A ShopRite tractor-trailer, driven by Watson, was traveling south on Route 24 in Bel Air at around 7 a.m. on March 11, 2019, when it crashed through a line of traffic at Ring Factory Road and burst into flames as it came to rest. The crash left a trail of debris at least a quarter-mile long, according to police.

Harford County State's Attorney Albert Peisinger said it is likely Watson's case will be heard by a judge and not a jury. Jury panels have not been scheduled for next week, though Watson's right to a jury trial has not been waived. If he does elect for a jury trial, Peisinger said the proceeding would likely have to be postponed.

An order from Chief Judge Mary Ellen Barbera allows Maryland courts to resume jury trials on April 26. Some proceedings in state courts have been restricted over the past year during the COVID-19 pandemic.

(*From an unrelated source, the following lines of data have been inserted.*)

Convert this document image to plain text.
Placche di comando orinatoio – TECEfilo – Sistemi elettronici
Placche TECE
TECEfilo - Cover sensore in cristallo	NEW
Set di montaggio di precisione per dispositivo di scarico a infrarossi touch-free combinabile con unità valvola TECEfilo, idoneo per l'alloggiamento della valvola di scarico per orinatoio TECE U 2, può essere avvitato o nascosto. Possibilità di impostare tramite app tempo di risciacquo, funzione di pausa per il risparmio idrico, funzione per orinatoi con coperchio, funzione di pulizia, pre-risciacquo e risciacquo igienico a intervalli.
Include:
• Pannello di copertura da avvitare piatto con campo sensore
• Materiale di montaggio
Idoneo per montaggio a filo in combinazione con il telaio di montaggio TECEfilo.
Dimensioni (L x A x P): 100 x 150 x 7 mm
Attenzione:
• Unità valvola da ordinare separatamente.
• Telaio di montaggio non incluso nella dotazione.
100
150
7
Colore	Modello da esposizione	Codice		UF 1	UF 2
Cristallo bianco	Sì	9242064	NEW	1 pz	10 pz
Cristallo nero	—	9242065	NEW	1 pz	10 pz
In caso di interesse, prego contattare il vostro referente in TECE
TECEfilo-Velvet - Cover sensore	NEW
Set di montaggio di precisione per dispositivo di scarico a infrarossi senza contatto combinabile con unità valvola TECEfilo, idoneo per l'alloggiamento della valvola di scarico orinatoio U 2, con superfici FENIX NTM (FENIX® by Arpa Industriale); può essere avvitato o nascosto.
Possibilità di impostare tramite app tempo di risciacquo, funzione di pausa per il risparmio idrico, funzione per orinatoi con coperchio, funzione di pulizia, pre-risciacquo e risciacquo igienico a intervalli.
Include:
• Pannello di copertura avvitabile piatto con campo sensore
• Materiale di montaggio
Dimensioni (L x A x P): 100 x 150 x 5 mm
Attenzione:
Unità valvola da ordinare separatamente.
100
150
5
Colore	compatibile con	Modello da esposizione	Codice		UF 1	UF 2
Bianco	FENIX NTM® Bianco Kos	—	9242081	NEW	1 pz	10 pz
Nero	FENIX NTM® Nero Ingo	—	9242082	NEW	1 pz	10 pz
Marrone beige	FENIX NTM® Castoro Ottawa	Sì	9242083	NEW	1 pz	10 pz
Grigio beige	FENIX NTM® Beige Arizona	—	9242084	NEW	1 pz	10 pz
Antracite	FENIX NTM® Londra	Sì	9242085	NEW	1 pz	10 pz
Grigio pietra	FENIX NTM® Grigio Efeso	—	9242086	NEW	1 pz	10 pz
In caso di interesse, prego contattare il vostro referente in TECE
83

Attorneys for Watson could not be reached for comment.

Watson, who has spent 27 years as a trucker, turned himself in to police in Maryland within 24 hours of the indictment being issued by a grand jury in August 2019.

At a hearing a few days later, Watson was released on $375,000 bail pending trial. His attorney, Brian Thompson of the Baltimore law firm Silverman, Thompson, Slutkin, White, argued that his client's willingness to turn himself in to police showed that he was not a flight risk.

"This was a tragedy, but it was an accident," Thompson said at the August 2019 hearing. "[Mr. Watson] has demonstrated by his actions he has no intention of fleeing. If he wanted to, he could have done it a long time ago."

In a February 2020 hearing, Retired Judge Lawrence Daniels struck down a motion to move the trial out of the county, filed by Watson's attorneys. Thompson had collated and submitted over 100 news articles about the crash to the judge, arguing that the publicity of the trial — and the victim's profile in the county — were reasonable grounds to move the proceedings somewhere else because of issues selecting an impartial jury. He said every local judge had recused themselves from the proceeding.

Gross negligence manslaughter by motor vehicle is a felony that carries a maximum penalty of 10 years in prison with a $5,000 fine, while criminal negligence manslaughter by motor vehicle is a misdemeanor that carries a penalty of three years of incarceration with a $5,000 fine.

Causing serious injury while using a cellphone is a traffic offense that carries a maximum penalty of one year in jail with a $5,000 fine.